Porcelain crates (like gix) should not expose Exn<Message> in their public API because it does not implement std::error::Error, which makes it incompatible with anyhow, Box<dyn Error>, and the ? operator in those contexts.

Instead, convert to Error (which does implement std::error::Error) at the boundary:

// In the porcelain crate's error module:
pub type Error = gix_error::Error;  // not gix_archive::Error (which is Exn<Message>)

// The conversion happens automatically via From<Exn<E>> for Error,
// so `?` works without explicit .into_error() calls.

§Feature Flags

  • anyhow — The Exn type converts to anyhow::Error natively so ? can be used directly.

    Otherwise, it would have to be manually converted via into_box() or into_inner().

  • auto-chain-error — The Error type is always flattening the Exn error tree into a chain of errors, while keeping their locations and runtime type-information.

  • tree-error — The opposite of auto-chain-error and implicitly enabled by default.

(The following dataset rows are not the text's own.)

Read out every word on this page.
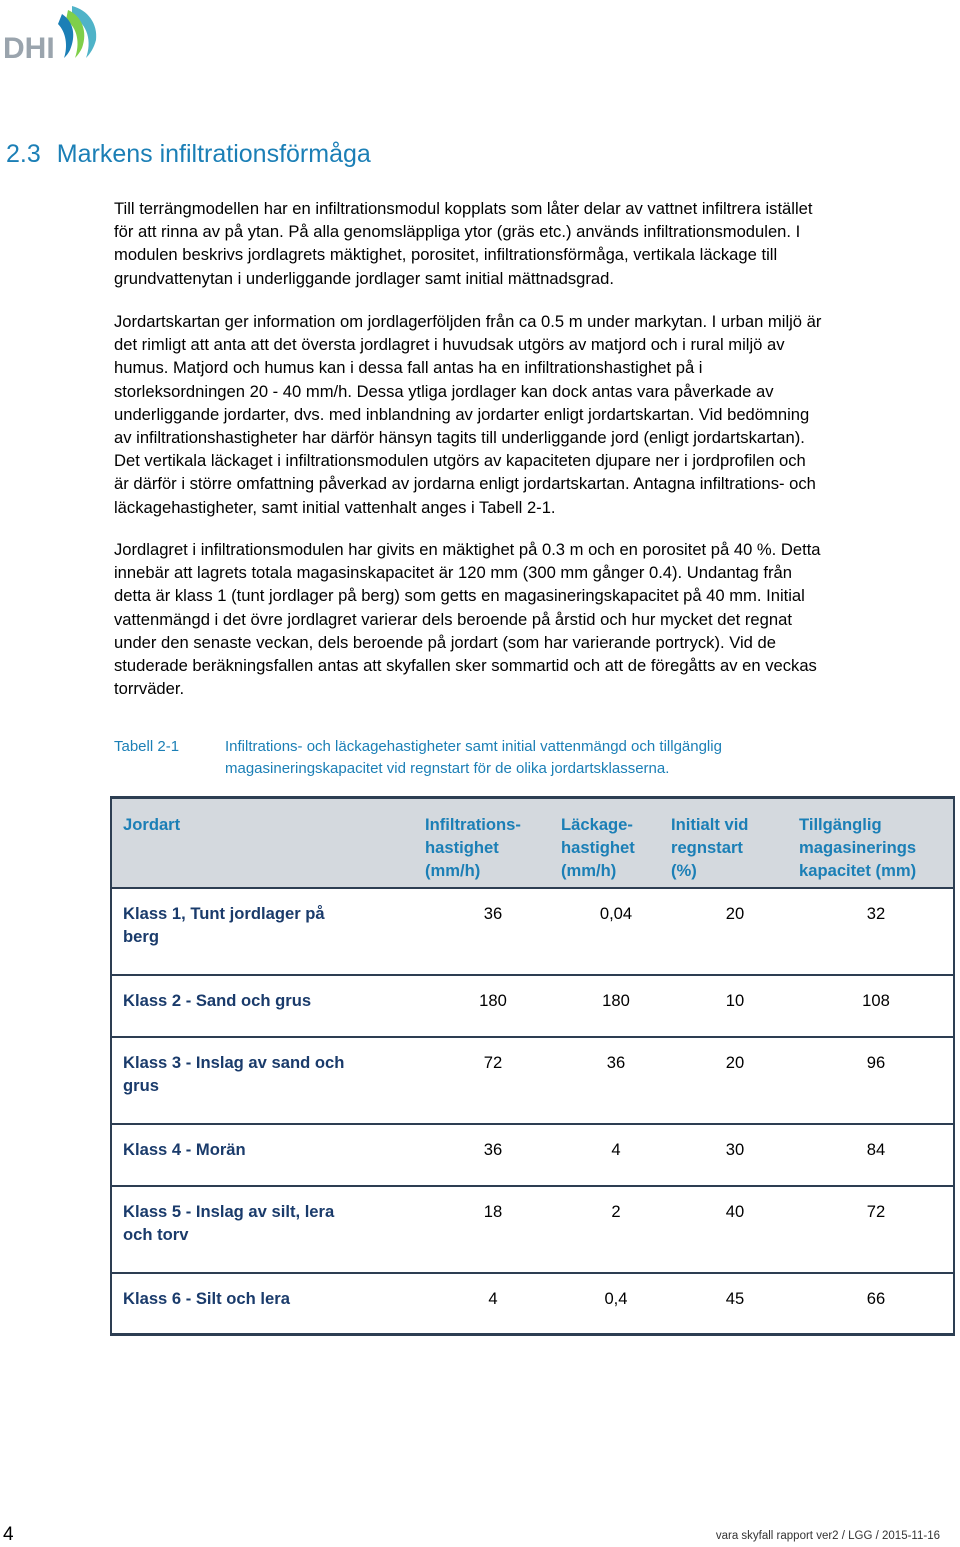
DHI
2.3 Markens infiltrationsförmåga

Till terrängmodellen har en infiltrationsmodul kopplats som låter delar av vattnet infiltrera istället
för att rinna av på ytan. På alla genomsläppliga ytor (gräs etc.) används infiltrationsmodulen. I
modulen beskrivs jordlagrets mäktighet, porositet, infiltrationsförmåga, vertikala läckage till
grundvattenytan i underliggande jordlager samt initial mättnadsgrad.

Jordartskartan ger information om jordlagerföljden från ca 0.5 m under markytan. I urban miljö är
det rimligt att anta att det översta jordlagret i huvudsak utgörs av matjord och i rural miljö av
humus. Matjord och humus kan i dessa fall antas ha en infiltrationshastighet på i
storleksordningen 20 - 40 mm/h. Dessa ytliga jordlager kan dock antas vara påverkade av
underliggande jordarter, dvs. med inblandning av jordarter enligt jordartskartan. Vid bedömning
av infiltrationshastigheter har därför hänsyn tagits till underliggande jord (enligt jordartskartan).
Det vertikala läckaget i infiltrationsmodulen utgörs av kapaciteten djupare ner i jordprofilen och
är därför i större omfattning påverkad av jordarna enligt jordartskartan. Antagna infiltrations- och
läckagehastigheter, samt initial vattenhalt anges i Tabell 2-1.

Jordlagret i infiltrationsmodulen har givits en mäktighet på 0.3 m och en porositet på 40 %. Detta
innebär att lagrets totala magasinskapacitet är 120 mm (300 mm gånger 0.4). Undantag från
detta är klass 1 (tunt jordlager på berg) som getts en magasineringskapacitet på 40 mm. Initial
vattenmängd i det övre jordlagret varierar dels beroende på årstid och hur mycket det regnat
under den senaste veckan, dels beroende på jordart (som har varierande portryck). Vid de
studerade beräkningsfallen antas att skyfallen sker sommartid och att de föregåtts av en veckas
torrväder.

Tabell 2-1	Infiltrations- och läckagehastigheter samt initial vattenmängd och tillgänglig
magasineringskapacitet vid regnstart för de olika jordartsklasserna.
Jordart	Infiltrations-
hastighet
(mm/h)	Läckage-
hastighet
(mm/h)	Initialt vid
regnstart
(%)	Tillgänglig
magasinerings
kapacitet (mm)
Klass 1, Tunt jordlager på
berg	36	0,04	20	32
Klass 2 - Sand och grus	180	180	10	108
Klass 3 - Inslag av sand och
grus	72	36	20	96
Klass 4 - Morän	36	4	30	84
Klass 5 - Inslag av silt, lera
och torv	18	2	40	72
Klass 6 - Silt och lera	4	0,4	45	66
4	vara skyfall rapport ver2 / LGG / 2015-11-16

Use it to override auto-chain-error.

§Why not anyhow?

anyhow is a proven and optimized library, and it would certainly suffice for an error-chain based approach where users are expected to downcast to concrete types.

What’s missing though is track-caller which will always capture the location of error instantiation, along with compatibility for error trees, which are happening when multiple calls are in flight during concurrency.

Both libraries share the shortcoming of not being able to implement std::error::Error on their error type, and both provide workarounds.

exn is much less optimized, but also costs only a Box on the stack, which in any case is a step up from thiserror which exposed a lot of heft to the stack.

Re-exports§

pub use bstr;

Macros§

bail
Creates an Exn and returns it as Result.
ensure
Ensures $cond is met; otherwise return an error.
message
Construct a Message from a string literal or format string. Note that it always runs format!(), use the message() function for literals instead.

Structs§

ChainedError
A generic error which represents a linked-list of errors and exposes it with source(). It’s meant to be the target of a conversion of any Exn error tree.
Error
An error type that wraps an inner type-erased boxed std::error::Error or an Exn frame.
Exn
An exception type that can hold an error tree and the call site.
Frame
A frame in the exception tree.
Message
An error that is further described in a message.
Something
An error that merely says that something is wrong.
Untyped
A marker to show that type information is not available, while storing all extractable information about the erased type. It’s the default type for Exn.
ValidationError
An error occurred when validating input.

Traits§

ErrorExt
A trait bound of the supported error type of Exn.
OptionExt
An extension trait for Option to provide raising new exceptions on None.
ResultExt
An extension trait for Result to provide context information on Exns.

Functions§

message
Return a new statically allocated message.